I'm sure most of us at one point will jump in the air and take the short drive to Lake Michigan to one of the many great beaches we have there. But it wasn't that long ago that 'going to the beach' was not anything anyone wanted to do.

In fact, in the history of man, it's a fairly recent development.

For most of man's inhabitation of earth, the seashore or the lakefront was a place one might be eaten by sea monster or contract small pox or the Black Death. It's only been in the last hundred years that 'going to the beach' has meant, rest, relaxation and cooling off from a hot summer day.

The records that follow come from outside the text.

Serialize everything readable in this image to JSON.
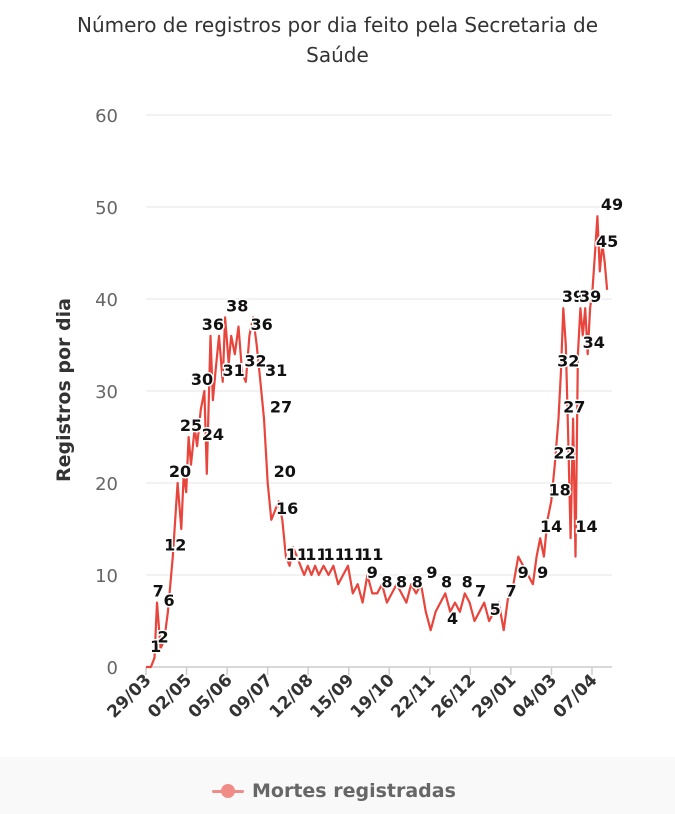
{
  "chart_data": {
    "type": "line",
    "title": "Número de registros por dia feito pela Secretaria de Saúde",
    "title_lines": [
      "Número de registros por dia feito pela Secretaria de",
      "Saúde"
    ],
    "ylabel": "Registros por dia",
    "xlabel": "",
    "ylim": [
      0,
      60
    ],
    "yticks": [
      "0",
      "10",
      "20",
      "30",
      "40",
      "50",
      "60"
    ],
    "x_tick_labels": [
      "29/03",
      "02/05",
      "05/06",
      "09/07",
      "12/08",
      "15/09",
      "19/10",
      "22/11",
      "26/12",
      "29/01",
      "04/03",
      "07/04"
    ],
    "grid": true,
    "legend_position": "bottom",
    "line_color": "#e8453c",
    "legend_color": "#f08c87",
    "series": [
      {
        "name": "Mortes registradas",
        "x": [
          0,
          4,
          7,
          9,
          12,
          15,
          18,
          22,
          26,
          29,
          31,
          33,
          35,
          37,
          40,
          42,
          45,
          48,
          50,
          53,
          55,
          57,
          60,
          63,
          65,
          68,
          70,
          73,
          76,
          79,
          82,
          85,
          88,
          91,
          94,
          97,
          100,
          103,
          106,
          109,
          112,
          115,
          118,
          121,
          124,
          127,
          130,
          133,
          136,
          139,
          142,
          146,
          150,
          154,
          158,
          162,
          166,
          170,
          174,
          178,
          182,
          186,
          190,
          194,
          198,
          202,
          206,
          210,
          214,
          218,
          222,
          226,
          230,
          234,
          238,
          242,
          246,
          250,
          254,
          258,
          262,
          266,
          270,
          274,
          278,
          282,
          286,
          290,
          294,
          298,
          302,
          306,
          310,
          314,
          318,
          321,
          324,
          327,
          330,
          333,
          336,
          339,
          341,
          343,
          345,
          347,
          349,
          351,
          353,
          355,
          357,
          359,
          361,
          363,
          365,
          367,
          369,
          371,
          373,
          375,
          377,
          379
        ],
        "values": [
          0,
          0,
          1,
          7,
          2,
          3,
          6,
          12,
          20,
          15,
          21,
          19,
          25,
          22,
          26,
          24,
          28,
          30,
          21,
          36,
          29,
          32,
          36,
          31,
          38,
          33,
          36,
          34,
          37,
          32,
          31,
          36,
          38,
          35,
          31,
          27,
          20,
          16,
          17,
          18,
          16,
          12,
          11,
          13,
          12,
          11,
          10,
          11,
          10,
          11,
          10,
          11,
          10,
          11,
          9,
          10,
          11,
          8,
          9,
          7,
          10,
          8,
          8,
          9,
          7,
          8,
          9,
          8,
          7,
          9,
          8,
          9,
          6,
          4,
          6,
          7,
          8,
          6,
          7,
          6,
          8,
          7,
          5,
          6,
          7,
          5,
          6,
          7,
          4,
          8,
          9,
          12,
          11,
          10,
          9,
          12,
          14,
          12,
          16,
          18,
          22,
          27,
          32,
          39,
          35,
          25,
          14,
          27,
          12,
          34,
          39,
          36,
          39,
          34,
          39,
          41,
          45,
          49,
          43,
          46,
          44,
          41
        ],
        "data_labels": [
          {
            "x": 8,
            "y": 1,
            "text": "1"
          },
          {
            "x": 10,
            "y": 7,
            "text": "7"
          },
          {
            "x": 14,
            "y": 2,
            "text": "2"
          },
          {
            "x": 19,
            "y": 6,
            "text": "6"
          },
          {
            "x": 24,
            "y": 12,
            "text": "12"
          },
          {
            "x": 28,
            "y": 20,
            "text": "20"
          },
          {
            "x": 37,
            "y": 25,
            "text": "25"
          },
          {
            "x": 46,
            "y": 30,
            "text": "30"
          },
          {
            "x": 55,
            "y": 24,
            "text": "24"
          },
          {
            "x": 55,
            "y": 36,
            "text": "36"
          },
          {
            "x": 72,
            "y": 31,
            "text": "31"
          },
          {
            "x": 75,
            "y": 38,
            "text": "38"
          },
          {
            "x": 90,
            "y": 32,
            "text": "32"
          },
          {
            "x": 95,
            "y": 36,
            "text": "36"
          },
          {
            "x": 107,
            "y": 31,
            "text": "31"
          },
          {
            "x": 111,
            "y": 27,
            "text": "27"
          },
          {
            "x": 114,
            "y": 20,
            "text": "20"
          },
          {
            "x": 116,
            "y": 16,
            "text": "16"
          },
          {
            "x": 124,
            "y": 11,
            "text": "11"
          },
          {
            "x": 140,
            "y": 11,
            "text": "11"
          },
          {
            "x": 155,
            "y": 11,
            "text": "11"
          },
          {
            "x": 171,
            "y": 11,
            "text": "11"
          },
          {
            "x": 186,
            "y": 11,
            "text": "11"
          },
          {
            "x": 186,
            "y": 9,
            "text": "9"
          },
          {
            "x": 198,
            "y": 8,
            "text": "8"
          },
          {
            "x": 210,
            "y": 8,
            "text": "8"
          },
          {
            "x": 223,
            "y": 8,
            "text": "8"
          },
          {
            "x": 235,
            "y": 9,
            "text": "9"
          },
          {
            "x": 247,
            "y": 8,
            "text": "8"
          },
          {
            "x": 252,
            "y": 4,
            "text": "4"
          },
          {
            "x": 264,
            "y": 8,
            "text": "8"
          },
          {
            "x": 275,
            "y": 7,
            "text": "7"
          },
          {
            "x": 287,
            "y": 5,
            "text": "5"
          },
          {
            "x": 300,
            "y": 7,
            "text": "7"
          },
          {
            "x": 310,
            "y": 9,
            "text": "9"
          },
          {
            "x": 326,
            "y": 9,
            "text": "9"
          },
          {
            "x": 333,
            "y": 14,
            "text": "14"
          },
          {
            "x": 340,
            "y": 18,
            "text": "18"
          },
          {
            "x": 344,
            "y": 22,
            "text": "22"
          },
          {
            "x": 347,
            "y": 32,
            "text": "32"
          },
          {
            "x": 352,
            "y": 27,
            "text": "27"
          },
          {
            "x": 351,
            "y": 39,
            "text": "39"
          },
          {
            "x": 362,
            "y": 14,
            "text": "14"
          },
          {
            "x": 365,
            "y": 39,
            "text": "39"
          },
          {
            "x": 368,
            "y": 34,
            "text": "34"
          },
          {
            "x": 379,
            "y": 45,
            "text": "45"
          },
          {
            "x": 383,
            "y": 49,
            "text": "49"
          }
        ]
      }
    ]
  }
}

Sorbonne University historian Alain Corbin explores this unusual history in the book The Lure of the Sea: The Discovery of the Seaside in the Western World, 1750-1840, one of the sources for a fascinating Smithsonian magazine article about "Inventing the Beach":

Around the mid-18th century, according to Corbin, European elites began touting the curative qualities of fresh air, exercise and sea bathing. Especially in Britain, home of the Industrial Revolution, aristocrats and intellectuals became preoccupied with their own health and hygiene.

 

They viewed workers, whose numbers were multiplying in factories and new industrial towns, as strengthened through labor. By comparison, the upper classes seemed fragile and effete: lacking in physical prowess and destined for decline. The notion of the “restorative sea” was born. Physicians prescribed a plunge into chilly waters to invigorate and enliven. The first seaside resort opened on England’s eastern shore in the tiny town of Scarborough near York.

 

Other coastal communities followed, catering to a growing clientele of sea bathers seeking treatment for a number of conditions: melancholy, rickets, leprosy, gout, impotence, tubercular infections, menstrual problems and “hysteria.” In an earlier version of today’s wellness culture, the practice of sea bathing went mainstream...

 

Tracing this remarkable turnaround, “the irresistible awakening of a collective desire for the shore,” Corbin concludes that by 1840, the beach meant something new to Europeans.

 

It had become a place of human consumption; a sought-after “escape” from the city and the drudgery of modern life. The rise of trains and tourism facilitated this cultural and commercial process. Travel became affordable and easy. Middle-class families took to the shore in ever-increasing numbers. In sailors’ jargon, “on the beach” once connoted poverty and helplessness; being stranded or left behind. Now it conveyed health and pleasure.

 

The term “vacation,” once used to describe an involuntary absence from work, was now a desired interlude.